Bunun haricinde uzunlar arasında da muazzam bir koordinasyon var Telekom'da. Dudley , Lang ve Williams zaten normal şartlarda nerede ne zaman var olmaları gerektiğini bilip kolaylıkla sayıya giderlerken bir de bunun üzerine birbirlerini beslemeye başlayınca ortaya kusursuz hücumlar çıkmaya başlıyor. E tabi rakibiniz sayı yememek adına deli gibi hırslı bir savunma yaparken siz kısalarınızla '' cup '' diye bir üçlük bulunca , ya da uzunlarınızla kolay basketlere gidince karşı taraf için durum bir hayli moral bozucu oluyor.

Telekom , özellikle hücumda kozlarından maksimum verim alarak elini kolunu sallaya sallaya finale çıkmıştır. Ercüment Sunter'i tebrik etmek gerek , eldeki potansiyel ancak bu denli yüksek bir yüzdeyle kullanılıp verimlendirilebilirdi.
Telekom'da görünen manzara sadece taktiksel anlamda parlak değil. Takım içerisinde müthiş bir inanmışlık , hırs ve kararlılık var. 36 yaşına basmış , 40'ına merdiven dayamış bir Haluk Yıldırım'ın top çalmak uğruna kendini yerden yere attığı pozisyonlar , TBL'de emsali az görülecek bir biçimde kendini takıma , arkadaşlarına , koça ve hedeflere bütünüyle vermiş , takımın hedeflerini bireysel menfaatlerinin önünde tutmayı başarabilen kararlı yabancılar , hiç kimsenin kendi şahsi kariyerini düşünmeksizin varını yoğunu ortaya koyuşunun ekranlara çarşaf çarşaf yansıması ... Wright gibi bir kozun yokluğunu aratmayacak bir takım bütünlüğü ...
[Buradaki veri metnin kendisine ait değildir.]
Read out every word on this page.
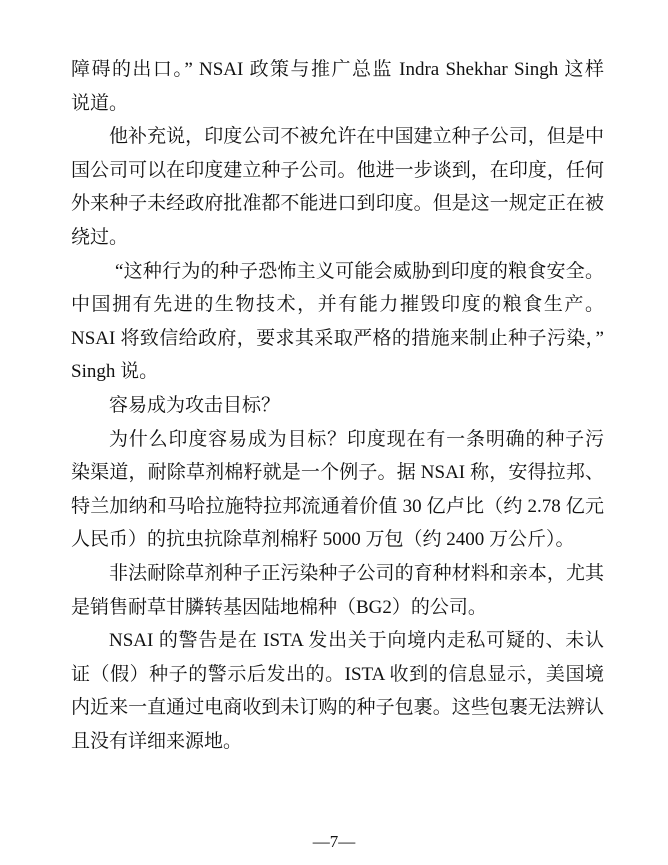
障碍的出口。” NSAI 政策与推广总监 Indra Shekhar Singh 这样
说道。
他补充说，印度公司不被允许在中国建立种子公司，但是中
国公司可以在印度建立种子公司。他进一步谈到，在印度，任何
外来种子未经政府批准都不能进口到印度。但是这一规定正在被
绕过。
“这种行为的种子恐怖主义可能会威胁到印度的粮食安全。
中国拥有先进的生物技术，并有能力摧毁印度的粮食生产。
NSAI 将致信给政府，要求其采取严格的措施来制止种子污染，”
Singh 说。
容易成为攻击目标？
为什么印度容易成为目标？印度现在有一条明确的种子污
染渠道，耐除草剂棉籽就是一个例子。据 NSAI 称，安得拉邦、
特兰加纳和马哈拉施特拉邦流通着价值 30 亿卢比（约 2.78 亿元
人民币）的抗虫抗除草剂棉籽 5000 万包（约 2400 万公斤）。
非法耐除草剂种子正污染种子公司的育种材料和亲本，尤其
是销售耐草甘膦转基因陆地棉种（BG2）的公司。
NSAI 的警告是在 ISTA 发出关于向境内走私可疑的、未认
证（假）种子的警示后发出的。ISTA 收到的信息显示，美国境
内近来一直通过电商收到未订购的种子包裹。这些包裹无法辨认
且没有详细来源地。
—7—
Tüm bunlar sahada birleştiğinde oraya çıkan manzara , '' Bu takım şampiyonluğu hakediyor !! dedirtmeye yeterli.

Ancak Telekom'un işi bu kez o kadar da kolay olmayacak. Keza '' Dinsizin hakkından imansız gelir '' misali , bu kez rakip yine bir çok oyuncusunun elinden üçlük kaydedebilen , hızlı , sağlam ve iyi koordinasyona sahip uzunlarla donatılmış Fenerbahçe Ülker.


Saha avantajının Sarı Lacivertlilerden yana olması , ve geniş taraftar kitlesi kupanın Fenerbahçe Ülker'e daha yakın olduğu izlenimini uyandırıyor. Ancak bu Telekom'dan korkulur , demedi demeyin.

Umarım adil bir final olur , hakeden kazanır.Sahada muazzam bir basketbol resitali izleyeceğimizden hiç bir şüphem yok. Ancak bir tarafta bir ekol olan Ülker'in devamı niteliğindeki , Fenerbahçe gibi bir camiayla bütünleşmiş FB Ülker , diğer tarafta da yıllar sonra ilk kez final yolunu tutmayı başarabilmiş bir Türk Telekom var. Fazla detaya girmeyeceğim ; bazı durumlarda iç ve dış faktörler kazananı belirler. Bu kez de öyle olacaktır , benim temennim parke dışında olup bitenlerin adalet çerçevesini aşmaması.